ASK THE FUCKING PROPHET! (Free Beta Version)


I am the Fucking prophet.....not God. Originally Posted by dearhunter
I'm not convinced....has anyone ever seen TFP and God in the same room??
London Rayne's Avatar
The answer to your question is "yes"......the Fucking prophet has played this game long enough that hobby sex is a "want".
Originally Posted by dearhunter
The Prophet has spoken lol! Ha!
8 hrs [gratis of course] then send him the tape.. that will teach him a lesson
Nice!

Ok my turn....

What is the best way to get back at an ex who wronged you other than screwing his brother and mailing him the video Originally Posted by London Rayne
London Rayne's Avatar
How about posting his photo along with his work info. in the "men seeking men" section of CL? Nuff said.

You guys are lucky to be clients because you are protected from that sort of craziness....well unless you run into some nut job who has nothing to lose. The BF's and Husbands have the short end of the stick in more ways than one.
chicagoboy's Avatar
O Perspicacious Prophet,

I have two close friends - not reach-around close, at least with me - whom I will call Lord Scrumptious and Duke. Their feelings have recently been hurt, and I seek Your advice on how to boost their self-esteem and thereby prevent mayhem.

Lord Scrumptious has always thought of himself as the baddest MoFo (sorry, Monical) extant, so he was chagrined when recently it was authoritatively stated that I am actually "the nastiest SOB" - translated from the original, French sobriquet - 'round these parts. His sads were exacerbated by my receiving top billing in our tripartite operation, a JV which Lord Scrumptious has often claimed to own outright. For some reason, Duke's name was left off the marquee altogether.

I thinck I can buck Duke up simply by rustling up some companionship for him, but that would raise some awkward questions of law and propriety, and possibly attract the unwanted attention of the USDA.

Lord Scrumptious's wounded pride is a more delicate problem. I am concerned that he may feel compelled to chart an ill-advised - and possibly lethal - course, in order to re-establish his street cred.

You are somewhat familiar with these characters, O Prophet. How do You suggest I handle the situation?

Thanck you in advance.

cb (not CB)
notanewbie's Avatar
here we go.....
pyramider's Avatar
Let the games begin...........
dearhunter's Avatar
This is indeed a delicate matter.....I could refer you to my comment in another thread concerning "reaping and sowing"......but, in truth all three of you deserve whatever you get.

If you had finished what you started, one of the problems would not be here to deal with.....I'm just saying.
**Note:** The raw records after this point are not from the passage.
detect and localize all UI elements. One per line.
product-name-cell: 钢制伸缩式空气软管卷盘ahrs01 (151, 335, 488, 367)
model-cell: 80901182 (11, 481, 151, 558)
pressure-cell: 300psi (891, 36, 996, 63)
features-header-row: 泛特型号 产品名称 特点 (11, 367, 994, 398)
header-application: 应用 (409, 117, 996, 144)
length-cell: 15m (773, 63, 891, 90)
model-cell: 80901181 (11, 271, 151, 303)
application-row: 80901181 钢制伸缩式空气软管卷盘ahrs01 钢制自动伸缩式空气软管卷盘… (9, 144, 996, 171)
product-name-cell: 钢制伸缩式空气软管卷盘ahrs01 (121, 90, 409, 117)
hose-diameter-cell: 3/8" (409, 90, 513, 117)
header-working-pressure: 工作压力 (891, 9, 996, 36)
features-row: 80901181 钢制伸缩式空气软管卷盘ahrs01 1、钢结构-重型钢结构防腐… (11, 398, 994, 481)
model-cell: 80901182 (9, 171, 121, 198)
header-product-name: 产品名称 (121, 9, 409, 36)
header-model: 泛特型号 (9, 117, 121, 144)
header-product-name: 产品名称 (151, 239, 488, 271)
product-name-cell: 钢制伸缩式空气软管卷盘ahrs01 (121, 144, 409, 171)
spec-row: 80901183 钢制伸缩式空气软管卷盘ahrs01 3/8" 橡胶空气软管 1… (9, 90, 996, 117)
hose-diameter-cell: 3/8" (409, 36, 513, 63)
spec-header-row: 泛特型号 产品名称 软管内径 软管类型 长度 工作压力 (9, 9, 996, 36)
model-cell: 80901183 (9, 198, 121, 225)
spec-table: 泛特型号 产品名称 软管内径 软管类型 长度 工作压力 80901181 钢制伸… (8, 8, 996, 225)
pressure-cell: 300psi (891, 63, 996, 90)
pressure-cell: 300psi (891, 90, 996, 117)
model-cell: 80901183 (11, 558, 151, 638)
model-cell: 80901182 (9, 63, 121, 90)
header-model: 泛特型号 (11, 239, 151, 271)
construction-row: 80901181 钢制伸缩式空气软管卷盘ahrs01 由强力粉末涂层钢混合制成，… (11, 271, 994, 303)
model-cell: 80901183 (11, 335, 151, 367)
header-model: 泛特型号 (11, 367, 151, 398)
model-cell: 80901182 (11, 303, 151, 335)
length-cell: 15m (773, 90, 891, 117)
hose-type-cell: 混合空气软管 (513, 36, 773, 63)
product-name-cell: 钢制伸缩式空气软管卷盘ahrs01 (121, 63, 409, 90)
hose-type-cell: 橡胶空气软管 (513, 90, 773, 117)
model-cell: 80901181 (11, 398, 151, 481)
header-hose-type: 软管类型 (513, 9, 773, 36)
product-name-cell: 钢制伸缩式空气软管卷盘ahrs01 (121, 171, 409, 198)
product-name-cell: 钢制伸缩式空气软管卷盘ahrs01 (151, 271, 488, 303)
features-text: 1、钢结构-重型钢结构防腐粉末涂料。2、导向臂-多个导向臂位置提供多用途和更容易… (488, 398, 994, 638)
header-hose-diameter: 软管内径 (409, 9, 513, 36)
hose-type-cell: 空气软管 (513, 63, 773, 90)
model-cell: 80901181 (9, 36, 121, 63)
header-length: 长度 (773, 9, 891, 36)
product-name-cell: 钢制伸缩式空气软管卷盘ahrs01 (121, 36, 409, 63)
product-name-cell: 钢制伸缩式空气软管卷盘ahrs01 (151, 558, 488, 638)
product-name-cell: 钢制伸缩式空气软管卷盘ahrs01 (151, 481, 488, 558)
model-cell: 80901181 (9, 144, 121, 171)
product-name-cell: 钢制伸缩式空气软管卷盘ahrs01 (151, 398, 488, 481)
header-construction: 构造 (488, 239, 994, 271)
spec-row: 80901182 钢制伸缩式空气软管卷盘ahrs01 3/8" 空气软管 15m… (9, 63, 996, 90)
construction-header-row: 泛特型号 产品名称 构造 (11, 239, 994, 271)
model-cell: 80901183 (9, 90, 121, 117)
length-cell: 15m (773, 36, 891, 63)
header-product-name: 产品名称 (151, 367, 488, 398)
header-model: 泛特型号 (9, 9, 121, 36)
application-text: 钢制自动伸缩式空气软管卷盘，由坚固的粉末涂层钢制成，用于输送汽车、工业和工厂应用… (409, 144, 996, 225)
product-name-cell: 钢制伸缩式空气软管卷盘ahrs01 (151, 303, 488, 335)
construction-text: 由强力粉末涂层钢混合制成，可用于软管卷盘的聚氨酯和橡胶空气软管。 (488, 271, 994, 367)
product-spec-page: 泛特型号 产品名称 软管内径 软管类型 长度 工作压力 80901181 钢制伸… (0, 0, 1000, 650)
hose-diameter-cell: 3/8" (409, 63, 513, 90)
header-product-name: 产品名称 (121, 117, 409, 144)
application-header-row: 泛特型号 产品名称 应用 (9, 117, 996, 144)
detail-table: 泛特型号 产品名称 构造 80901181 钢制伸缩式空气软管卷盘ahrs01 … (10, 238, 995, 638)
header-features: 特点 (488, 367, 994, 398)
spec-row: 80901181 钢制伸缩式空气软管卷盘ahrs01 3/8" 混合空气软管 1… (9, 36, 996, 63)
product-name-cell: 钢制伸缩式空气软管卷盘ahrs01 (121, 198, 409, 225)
The masses will not quibble over the sacrifice of a goat here and there to subdue the demons that rage amongst us.....as a matter of fact, they expect it.

The true tragedy is when a lamb must be offered up to quell the raging beast.....in those moments we are looking for men of mettle to step up and take the bull by the horns......will you be Joan of Arc or George Patton.........quit your quibbling....either get in the cage and close the door.......or find an acceptable sacrifice to go in your place.
chicagoboy's Avatar
either get in the cage and close the door.......or find an acceptable sacrifice to go in your place. Originally Posted by dearhunter
I know somebody who's in town for a few days whom I might enlist for that deployment.
dearhunter's Avatar
If it is who I thinck.......the whining and bitching will recede for a while.
notanewbie's Avatar
I know somebody who's in town for a few days whom I might enlist for that deployment. Originally Posted by chicagoboy
do you thinck the somebody in question could be prodded into that position?
dearhunter's Avatar
If there are no pictures......it didn't happen.
Wayward's Avatar
There are pictures and it did happen, just sayin'
dearhunter's Avatar
Like they say..... It ain't bragging if it's true.
boardman's Avatar
Dear dearhunter,
This morning I decided to have Applejacks for breakfast. As I always do, I checked the milk with the ole sniff test to make sure there would be no surprises. Everything seemed fine but when I took my first big heaping spoonful of Applejacks I found that the milk had soured just that quickly.
It really left an awful taste and has me turned off from both Applejacks and milk. It was really more than just soured. It had a stinck to it that made me think it had been drug across the pond. Is there something wrong with my Applejacks to make the milk go bad so quickly?